What if dropping litter in the park was considered as taboo as smoking in indoor public places?
An opinion from Planet Earth Games Founder Chris Broadbent
Another lockdown bank holiday and another weekend of litter strewn across the country’s parks and beaches. London, Newcastle Nottingham, Sheffield and Widnes all hit the headlines for the wrong reasons for “litter-louts” going on “the rampage”.
So, what’s going on?
Littering is socially condemned. Do people tossing the rubbish care? Or just can’t be bothered to properly dispose their waste?
All surveys show that people – young and old – care about the environment more than ever before. It’s also well documented that most of the plastic the ends up in the ocean comes from the land. So, people care about the environment and understand the damage that litter can cause. It makes the increasingly familiar scenes so difficult to understand.
Is the scale of the litter a sign of a flawed national character? Are swathes of the public ultimately saying ‘Yes, we want the country to be more sustainable, but we are not willing to take responsibility for it.’?
If this is the case, it means we – organisations like Planet Earth Games who have a passion to act on climate change – have to work harder still instilling the cultural change required to drive behaviour change.
What are the solutions?
In order to change human behaviour, do we need legislation to drive the change? For over 30 years, littering has been a criminal offence with a fine of up to £2500. But how often is that enforced?
- Litter management?
Do we also need better litter management? Are councils properly equipping public areas with sufficient bins for litter? Alongside images of littered landscapes over the weekend were plenty of overflowing bins, showing at least some intent to dispose of rubbish properly. Not everywhere can rely upon the environmental ingenuity shown by Leeds student Jack Colmer.
- Reduction of unnecessary waste?
Can we stop at the source – is there isn’t unnecessary waste in your product then there isn’t a rubbish problem. There is far too much plastic packaging entering the consumer marketing, with an estimated 2.2 million tonnes in the UK per year – much of it in the food sector. Surely there is some bud-nipping that can be done to prevent the worst outcomes?
- A strong strategy
We need a stronger national strategy on littering. Yes, people must take responsibility, but the infrastructure must encourage people to make better choices. I think of the smoking ban as a model to follow.
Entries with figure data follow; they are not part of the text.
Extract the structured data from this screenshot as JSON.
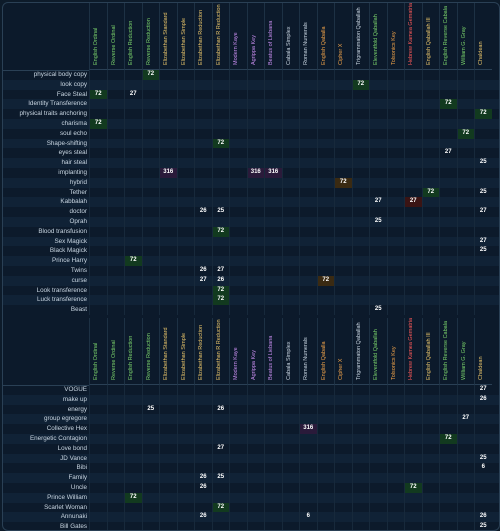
{
  "columns": [
    {
      "label": "English Ordinal",
      "color": "#7bd36b"
    },
    {
      "label": "Reverse Ordinal",
      "color": "#7bd36b"
    },
    {
      "label": "English Reduction",
      "color": "#7bd36b"
    },
    {
      "label": "Reverse Reduction",
      "color": "#7bd36b"
    },
    {
      "label": "Elizabethan Standard",
      "color": "#e8c46a"
    },
    {
      "label": "Elizabethan Simple",
      "color": "#e8c46a"
    },
    {
      "label": "Elizabethan Reduction",
      "color": "#e8c46a"
    },
    {
      "label": "Elizabethan R Reduction",
      "color": "#e8c46a"
    },
    {
      "label": "Modern Kaye",
      "color": "#c98ef0"
    },
    {
      "label": "Agrippa Key",
      "color": "#c98ef0"
    },
    {
      "label": "Beatus of Liebana",
      "color": "#c98ef0"
    },
    {
      "label": "Cabala Simplex",
      "color": "#c9d6e2"
    },
    {
      "label": "Roman Numerals",
      "color": "#c9d6e2"
    },
    {
      "label": "English Qaballa",
      "color": "#f0a34a"
    },
    {
      "label": "Cipher X",
      "color": "#f0a34a"
    },
    {
      "label": "Trigrammaton Qaballah",
      "color": "#c9d6e2"
    },
    {
      "label": "Eleventfold Qaballah",
      "color": "#7bd36b"
    },
    {
      "label": "Tolsonics Key",
      "color": "#f0a34a"
    },
    {
      "label": "Hebrew Kamea Gematria",
      "color": "#ff5a5a"
    },
    {
      "label": "English Qaballah III",
      "color": "#e8c46a"
    },
    {
      "label": "English Reverse Cabala",
      "color": "#7bd36b"
    },
    {
      "label": "William G. Gray",
      "color": "#7bd36b"
    },
    {
      "label": "Chaldean",
      "color": "#e8c46a"
    }
  ],
  "section1": [
    {
      "name": "physical body copy",
      "hits": [
        [
          3,
          "72"
        ]
      ]
    },
    {
      "name": "look copy",
      "hits": [
        [
          15,
          "72"
        ]
      ]
    },
    {
      "name": "Face Steal",
      "hits": [
        [
          0,
          "72"
        ],
        [
          2,
          "27"
        ]
      ]
    },
    {
      "name": "Identity Transference",
      "hits": [
        [
          20,
          "72"
        ]
      ]
    },
    {
      "name": "physical traits anchoring",
      "hits": [
        [
          22,
          "72"
        ]
      ]
    },
    {
      "name": "charisma",
      "hits": [
        [
          0,
          "72"
        ]
      ]
    },
    {
      "name": "soul echo",
      "hits": [
        [
          21,
          "72"
        ]
      ]
    },
    {
      "name": "Shape-shifting",
      "hits": [
        [
          7,
          "72"
        ]
      ]
    },
    {
      "name": "eyes steal",
      "hits": [
        [
          20,
          "27"
        ]
      ]
    },
    {
      "name": "hair steal",
      "hits": [
        [
          22,
          "25"
        ]
      ]
    },
    {
      "name": "implanting",
      "hits": [
        [
          4,
          "316"
        ],
        [
          9,
          "316"
        ],
        [
          10,
          "316"
        ]
      ]
    },
    {
      "name": "hybrid",
      "hits": [
        [
          14,
          "72"
        ]
      ]
    },
    {
      "name": "Tether",
      "hits": [
        [
          19,
          "72"
        ],
        [
          22,
          "25"
        ]
      ]
    },
    {
      "name": "Kabbalah",
      "hits": [
        [
          16,
          "27"
        ],
        [
          18,
          "27"
        ]
      ]
    },
    {
      "name": "doctor",
      "hits": [
        [
          6,
          "26"
        ],
        [
          7,
          "25"
        ],
        [
          22,
          "27"
        ]
      ]
    },
    {
      "name": "Oprah",
      "hits": [
        [
          16,
          "25"
        ]
      ]
    },
    {
      "name": "Blood transfusion",
      "hits": [
        [
          7,
          "72"
        ]
      ]
    },
    {
      "name": "Sex Magick",
      "hits": [
        [
          22,
          "27"
        ]
      ]
    },
    {
      "name": "Black Magick",
      "hits": [
        [
          22,
          "25"
        ]
      ]
    },
    {
      "name": "Prince Harry",
      "hits": [
        [
          2,
          "72"
        ]
      ]
    },
    {
      "name": "Twins",
      "hits": [
        [
          6,
          "26"
        ],
        [
          7,
          "27"
        ]
      ]
    },
    {
      "name": "curse",
      "hits": [
        [
          6,
          "27"
        ],
        [
          7,
          "26"
        ],
        [
          13,
          "72"
        ]
      ]
    },
    {
      "name": "Look transference",
      "hits": [
        [
          7,
          "72"
        ]
      ]
    },
    {
      "name": "Luck transference",
      "hits": [
        [
          7,
          "72"
        ]
      ]
    },
    {
      "name": "Beast",
      "hits": [
        [
          16,
          "25"
        ]
      ]
    }
  ],
  "section2": [
    {
      "name": "VOGUE",
      "hits": [
        [
          22,
          "27"
        ]
      ]
    },
    {
      "name": "make up",
      "hits": [
        [
          22,
          "26"
        ]
      ]
    },
    {
      "name": "energy",
      "hits": [
        [
          3,
          "25"
        ],
        [
          7,
          "26"
        ]
      ]
    },
    {
      "name": "group egregore",
      "hits": [
        [
          21,
          "27"
        ]
      ]
    },
    {
      "name": "Collective Hex",
      "hits": [
        [
          12,
          "316"
        ]
      ]
    },
    {
      "name": "Energetic Contagion",
      "hits": [
        [
          20,
          "72"
        ]
      ]
    },
    {
      "name": "Love bond",
      "hits": [
        [
          7,
          "27"
        ]
      ]
    },
    {
      "name": "JD Vance",
      "hits": [
        [
          22,
          "25"
        ]
      ]
    },
    {
      "name": "Bibi",
      "hits": [
        [
          22,
          "6"
        ]
      ]
    },
    {
      "name": "Family",
      "hits": [
        [
          6,
          "26"
        ],
        [
          7,
          "25"
        ]
      ]
    },
    {
      "name": "Uncle",
      "hits": [
        [
          6,
          "26"
        ],
        [
          18,
          "72"
        ]
      ]
    },
    {
      "name": "Prince William",
      "hits": [
        [
          2,
          "72"
        ]
      ]
    },
    {
      "name": "Scarlet Woman",
      "hits": [
        [
          7,
          "72"
        ]
      ]
    },
    {
      "name": "Annunaki",
      "hits": [
        [
          6,
          "26"
        ],
        [
          12,
          "6"
        ],
        [
          22,
          "26"
        ]
      ]
    },
    {
      "name": "Bill Gates",
      "hits": [
        [
          22,
          "25"
        ]
      ]
    }
  ],
  "colors": {
    "hit_green": "#123a1f",
    "hit_orange": "#3a2a12",
    "hit_red": "#3a1414",
    "hit_purple": "#2a1a3a"
  }
}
Everyone knew that smoking was bad for them and much more likely to lead to severe life-threatening illness and premature death. But people still did it in their millions. The real step change came with the 2007 smoking ban, marking a cultural change that has driven down the number of smokers and smoking-related illnesses. Everyone knows that littering is bad for the environment. But people still do it in their thousands.
Littering needs its smoking ban moment.